Knox had a slow start coming out of Kentucky in his rookie season, but many believed he'd make a jump forward in year two. But when that didn't happen after posting 6.4 points per game over 65 games, the question became whether or not the Knicks should pull the plug on Knox. 

So, with that over Knox' head, SNY's Ian Begley believes this is a make-or-break year for the 6-foot-7 forward if he wants to stay in New York. 


"Sometimes in the NBA, the front office that drafts you is fully invested in you," Begley said. "They're really unwilling to move on from you, but a new front office often times doesn't take the same attitude with the draft picks of a previous regime.
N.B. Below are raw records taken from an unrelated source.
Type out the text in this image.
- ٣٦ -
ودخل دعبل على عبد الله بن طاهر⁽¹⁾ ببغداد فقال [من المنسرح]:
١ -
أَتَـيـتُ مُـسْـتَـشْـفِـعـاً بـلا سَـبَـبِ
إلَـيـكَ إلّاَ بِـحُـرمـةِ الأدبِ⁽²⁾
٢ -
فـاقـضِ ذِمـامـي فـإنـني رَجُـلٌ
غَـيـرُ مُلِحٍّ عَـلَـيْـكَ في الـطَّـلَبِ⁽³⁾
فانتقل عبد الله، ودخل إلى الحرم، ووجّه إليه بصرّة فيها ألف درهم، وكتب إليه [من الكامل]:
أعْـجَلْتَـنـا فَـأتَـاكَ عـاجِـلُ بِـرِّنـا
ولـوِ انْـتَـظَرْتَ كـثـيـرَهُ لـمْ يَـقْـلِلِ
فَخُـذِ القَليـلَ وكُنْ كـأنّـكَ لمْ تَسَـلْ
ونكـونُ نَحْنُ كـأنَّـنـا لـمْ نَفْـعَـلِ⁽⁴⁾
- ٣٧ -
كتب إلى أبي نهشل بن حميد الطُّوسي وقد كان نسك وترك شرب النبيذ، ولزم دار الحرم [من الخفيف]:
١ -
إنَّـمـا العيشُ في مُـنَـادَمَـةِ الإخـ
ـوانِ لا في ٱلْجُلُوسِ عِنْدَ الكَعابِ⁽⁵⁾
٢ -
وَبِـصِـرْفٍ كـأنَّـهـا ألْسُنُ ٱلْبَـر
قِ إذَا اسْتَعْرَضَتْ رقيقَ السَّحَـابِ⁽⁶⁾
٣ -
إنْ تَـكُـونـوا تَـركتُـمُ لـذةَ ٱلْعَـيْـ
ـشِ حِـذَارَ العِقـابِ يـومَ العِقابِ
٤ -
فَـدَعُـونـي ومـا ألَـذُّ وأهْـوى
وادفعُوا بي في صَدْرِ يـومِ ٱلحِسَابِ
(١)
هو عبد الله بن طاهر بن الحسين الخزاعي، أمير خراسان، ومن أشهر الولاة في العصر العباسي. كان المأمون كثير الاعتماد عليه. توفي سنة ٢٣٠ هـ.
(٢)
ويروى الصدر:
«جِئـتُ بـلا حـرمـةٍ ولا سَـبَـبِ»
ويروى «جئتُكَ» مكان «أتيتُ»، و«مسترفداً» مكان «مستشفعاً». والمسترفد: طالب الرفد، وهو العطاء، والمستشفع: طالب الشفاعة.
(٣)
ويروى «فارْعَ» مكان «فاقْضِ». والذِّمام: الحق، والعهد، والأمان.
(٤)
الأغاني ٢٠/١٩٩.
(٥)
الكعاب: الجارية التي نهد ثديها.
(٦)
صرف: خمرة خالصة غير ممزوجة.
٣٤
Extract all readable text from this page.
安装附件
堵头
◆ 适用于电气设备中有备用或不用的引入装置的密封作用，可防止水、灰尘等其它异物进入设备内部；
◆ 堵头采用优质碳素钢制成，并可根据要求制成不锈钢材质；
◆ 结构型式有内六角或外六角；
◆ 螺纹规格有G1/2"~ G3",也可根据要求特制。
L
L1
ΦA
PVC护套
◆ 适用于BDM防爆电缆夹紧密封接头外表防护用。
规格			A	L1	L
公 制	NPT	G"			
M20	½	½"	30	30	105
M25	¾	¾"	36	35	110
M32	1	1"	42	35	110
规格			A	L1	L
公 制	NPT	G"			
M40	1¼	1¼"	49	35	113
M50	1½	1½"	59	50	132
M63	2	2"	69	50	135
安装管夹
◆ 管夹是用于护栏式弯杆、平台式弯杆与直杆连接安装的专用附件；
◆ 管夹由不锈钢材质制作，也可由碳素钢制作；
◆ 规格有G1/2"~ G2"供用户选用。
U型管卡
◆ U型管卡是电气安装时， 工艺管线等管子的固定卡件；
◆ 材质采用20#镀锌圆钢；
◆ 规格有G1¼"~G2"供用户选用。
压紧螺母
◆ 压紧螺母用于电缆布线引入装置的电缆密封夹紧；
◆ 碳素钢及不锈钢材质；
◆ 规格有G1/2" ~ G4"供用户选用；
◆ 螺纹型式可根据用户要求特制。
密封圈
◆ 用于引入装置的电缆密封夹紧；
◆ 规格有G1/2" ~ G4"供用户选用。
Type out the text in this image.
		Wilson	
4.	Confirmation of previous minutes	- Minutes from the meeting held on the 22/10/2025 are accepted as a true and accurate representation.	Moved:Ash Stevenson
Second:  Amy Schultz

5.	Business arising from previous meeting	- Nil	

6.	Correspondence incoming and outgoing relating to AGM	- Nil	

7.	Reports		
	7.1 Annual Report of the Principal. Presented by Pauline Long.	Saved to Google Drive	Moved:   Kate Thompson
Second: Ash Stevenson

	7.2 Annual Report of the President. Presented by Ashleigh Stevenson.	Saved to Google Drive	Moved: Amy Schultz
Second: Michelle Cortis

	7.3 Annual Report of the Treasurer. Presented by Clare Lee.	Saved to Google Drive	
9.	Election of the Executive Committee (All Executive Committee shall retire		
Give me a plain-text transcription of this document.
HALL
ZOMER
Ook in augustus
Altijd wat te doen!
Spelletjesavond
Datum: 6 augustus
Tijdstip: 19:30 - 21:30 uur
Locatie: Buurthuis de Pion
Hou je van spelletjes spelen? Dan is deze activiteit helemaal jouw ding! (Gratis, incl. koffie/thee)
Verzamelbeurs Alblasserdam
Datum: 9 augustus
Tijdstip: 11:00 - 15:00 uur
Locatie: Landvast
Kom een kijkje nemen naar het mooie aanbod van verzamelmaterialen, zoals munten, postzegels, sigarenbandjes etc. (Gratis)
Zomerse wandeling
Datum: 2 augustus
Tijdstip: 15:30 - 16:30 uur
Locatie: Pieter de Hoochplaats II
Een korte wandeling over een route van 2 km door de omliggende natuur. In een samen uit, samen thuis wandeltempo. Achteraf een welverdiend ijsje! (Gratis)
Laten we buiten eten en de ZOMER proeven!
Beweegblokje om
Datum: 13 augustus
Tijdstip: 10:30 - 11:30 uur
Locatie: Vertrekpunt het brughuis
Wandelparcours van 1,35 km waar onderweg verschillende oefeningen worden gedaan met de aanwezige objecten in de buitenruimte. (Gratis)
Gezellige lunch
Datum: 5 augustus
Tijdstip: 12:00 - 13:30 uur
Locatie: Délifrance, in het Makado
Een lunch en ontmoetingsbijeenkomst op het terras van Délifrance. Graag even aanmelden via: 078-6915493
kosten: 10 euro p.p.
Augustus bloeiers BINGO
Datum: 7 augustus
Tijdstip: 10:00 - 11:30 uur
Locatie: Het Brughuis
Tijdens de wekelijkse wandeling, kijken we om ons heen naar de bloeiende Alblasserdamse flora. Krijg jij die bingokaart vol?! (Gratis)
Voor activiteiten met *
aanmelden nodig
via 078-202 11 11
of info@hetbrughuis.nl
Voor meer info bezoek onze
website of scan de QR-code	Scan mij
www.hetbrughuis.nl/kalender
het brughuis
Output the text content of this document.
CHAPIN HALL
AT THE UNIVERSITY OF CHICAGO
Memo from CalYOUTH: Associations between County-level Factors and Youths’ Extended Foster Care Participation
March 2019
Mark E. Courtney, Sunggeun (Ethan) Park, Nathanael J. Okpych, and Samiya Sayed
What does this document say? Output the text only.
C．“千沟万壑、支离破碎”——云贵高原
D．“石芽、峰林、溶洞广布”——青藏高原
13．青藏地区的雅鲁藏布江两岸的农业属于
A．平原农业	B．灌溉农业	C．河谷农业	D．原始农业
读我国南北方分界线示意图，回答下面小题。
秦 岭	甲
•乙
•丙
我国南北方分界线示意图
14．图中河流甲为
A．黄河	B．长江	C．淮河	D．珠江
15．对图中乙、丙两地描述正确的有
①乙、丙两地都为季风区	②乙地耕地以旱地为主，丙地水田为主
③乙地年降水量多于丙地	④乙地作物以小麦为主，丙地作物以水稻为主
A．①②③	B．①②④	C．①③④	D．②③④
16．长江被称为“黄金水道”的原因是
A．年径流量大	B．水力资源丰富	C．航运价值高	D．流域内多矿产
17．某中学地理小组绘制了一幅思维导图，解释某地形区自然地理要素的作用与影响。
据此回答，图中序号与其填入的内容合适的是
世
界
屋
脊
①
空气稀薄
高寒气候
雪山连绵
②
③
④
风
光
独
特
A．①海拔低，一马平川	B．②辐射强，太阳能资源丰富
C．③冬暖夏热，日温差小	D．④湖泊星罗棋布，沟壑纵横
They're more willing to move on from those players if they don't see them as the right fit for their program.

"That's one reason why I think this 2020-21 campaign, whenever it starts, is a big one for Knox."

As Begley points out, Knox' fourth-year option must be decided on early next season, so his evaluation will be a priority for Rose. What will he see on tape? 

"I think the Knicks liked some of the things they saw from Knox defensively last season," Begley explained. "I think they saw him start to do the little things on defense more consistently, play with more effort. But obviously the offense wasn't there consistently."

Knox was drafted ninth overall by the Knicks in 2018 because of his solid play both shooting and getting to the rim. However, that jumper that looked so fluid with the Wildcats hasn't been as consistent. 

Knox is shooting just 36.7 percent so far with a 33.7 percentage from beyond the arc. Those numbers definitely need to change if New York is to continue investing time in developing him. 

If he can prove that to be the case next season, Knox will likely save his role on this Knicks roster. But if he doesn't do that, Rose, who didn't draft him, shouldn't have a problem moving on and finding someone else to take his role. 

"As long as he starts to show more consistency on offense, starts to knock down that perimeter shot with more consistency, and continues to improve on defense, there's going to be no reason for the Knicks to start to think about pulling the plug on Knox in New York. If he doesn't show that consistency and progression, I wonder if they'll start to think differently."